Pour la sécurisation de l’élection présidentielle du 25 octobre 2025, qui se déroule dans un contexte d’invalidation de la candidature de leaders de l’opposition, plusieurs forces de défense et de sécurité ont été déployées dans les zones susceptibles de connaître des émeutes.
A Yamoussoukro, la capitale politique, où il y a eu des heurts, il y a quelques jours, le préfet de région M. Coulibaly Gando, a instauré ce vendredi 24 octobre 2025, un couvre-feu sur toute l’étendue du territoire du département, en raison des circonstances locales.
Selon le communiqué de la préfecture de région de Yamoussoukro, le couvre-feu s’étend du vendredi 24 au samedi 25 octobre 2025, de 22 heures à 6 heures du matin.
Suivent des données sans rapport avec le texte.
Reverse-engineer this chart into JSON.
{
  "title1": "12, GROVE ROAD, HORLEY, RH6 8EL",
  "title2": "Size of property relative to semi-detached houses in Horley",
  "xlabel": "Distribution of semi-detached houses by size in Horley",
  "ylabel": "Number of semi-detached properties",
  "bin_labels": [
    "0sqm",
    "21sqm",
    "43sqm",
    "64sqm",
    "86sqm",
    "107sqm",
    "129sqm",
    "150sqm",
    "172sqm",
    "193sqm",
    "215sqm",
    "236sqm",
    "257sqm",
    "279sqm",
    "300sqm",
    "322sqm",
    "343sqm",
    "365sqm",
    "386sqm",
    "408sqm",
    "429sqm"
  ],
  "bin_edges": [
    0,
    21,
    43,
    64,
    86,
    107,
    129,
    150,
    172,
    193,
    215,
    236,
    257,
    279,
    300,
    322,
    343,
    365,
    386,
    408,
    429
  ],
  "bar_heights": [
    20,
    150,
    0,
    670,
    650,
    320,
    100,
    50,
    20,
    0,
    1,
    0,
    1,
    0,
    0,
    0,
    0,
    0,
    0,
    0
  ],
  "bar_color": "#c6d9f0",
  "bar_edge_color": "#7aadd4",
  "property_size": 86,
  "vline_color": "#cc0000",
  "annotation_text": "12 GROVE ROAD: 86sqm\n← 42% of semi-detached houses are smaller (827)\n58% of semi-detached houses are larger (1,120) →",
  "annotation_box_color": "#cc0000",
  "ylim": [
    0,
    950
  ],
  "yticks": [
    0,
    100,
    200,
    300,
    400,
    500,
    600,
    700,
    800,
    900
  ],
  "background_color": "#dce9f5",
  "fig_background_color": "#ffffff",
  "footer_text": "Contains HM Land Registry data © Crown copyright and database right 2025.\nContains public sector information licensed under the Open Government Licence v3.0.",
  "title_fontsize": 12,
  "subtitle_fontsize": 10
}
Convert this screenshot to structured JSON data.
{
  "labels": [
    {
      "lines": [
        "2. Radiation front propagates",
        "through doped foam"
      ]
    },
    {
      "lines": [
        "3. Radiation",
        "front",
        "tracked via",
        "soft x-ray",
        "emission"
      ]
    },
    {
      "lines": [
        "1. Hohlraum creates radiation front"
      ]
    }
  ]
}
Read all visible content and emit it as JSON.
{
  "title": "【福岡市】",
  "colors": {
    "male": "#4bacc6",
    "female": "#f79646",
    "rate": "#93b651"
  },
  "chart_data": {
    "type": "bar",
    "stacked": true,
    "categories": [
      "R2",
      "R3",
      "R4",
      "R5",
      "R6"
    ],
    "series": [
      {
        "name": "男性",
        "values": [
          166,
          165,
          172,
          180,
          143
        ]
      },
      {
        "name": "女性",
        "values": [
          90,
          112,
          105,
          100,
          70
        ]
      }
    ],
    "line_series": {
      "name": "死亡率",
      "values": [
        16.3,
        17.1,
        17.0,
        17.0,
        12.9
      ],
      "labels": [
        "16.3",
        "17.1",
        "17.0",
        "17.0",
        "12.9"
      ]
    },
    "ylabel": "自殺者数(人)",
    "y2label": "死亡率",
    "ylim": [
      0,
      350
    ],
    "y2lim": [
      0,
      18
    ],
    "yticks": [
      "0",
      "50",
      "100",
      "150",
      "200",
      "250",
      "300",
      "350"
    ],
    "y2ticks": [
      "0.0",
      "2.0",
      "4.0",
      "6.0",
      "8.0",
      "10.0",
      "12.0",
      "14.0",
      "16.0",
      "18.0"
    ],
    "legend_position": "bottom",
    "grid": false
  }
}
L’objectif étant de préserver l’ordre public et de permettre le bon déroulement du scrutin présidentiel.
Ne sont pas concernés par le couvre-feu les membres de la Commission électorale indépendante (CEI), les autorités préfectorales, les candidats ou leurs représentants dûment mandatés, les agents électoraux, les observateurs nationaux et internationaux, ainsi que les journalistes accrédités par la CEI, précise la note.
En outre, les chauffeurs et les apprentis des véhicules de transport du personnel et du matériel de l’opération électorale, le personnel de santé assurant la garde, les agents de permanence des sociétés de distribution d’eau et d’électricité sont également exemptés de cette mesure.
Ce couvre-feu intervient à la veille de l’élection présidentielle dans un contexte de tension politique et d’invalidation des candidatures des principaux leaders de l’opposition, notamment l’ex-président ivoirien Laurent Gbagbo du PPA-CI, Tidjane Thiam du PDCI et Affi N’Guessan du FPI.
L’Etat de Côte d’Ivoire a déployé sur toute l’étendue du territoire national 44 000 forces de défense et de sécurité dans le cadre de la sécurisation de l’élection présidentielle d’octobre 2025. Cinq candidats sont en lice, dont Alassane Ouattara et l’ex-Première dame Simone Ehivet.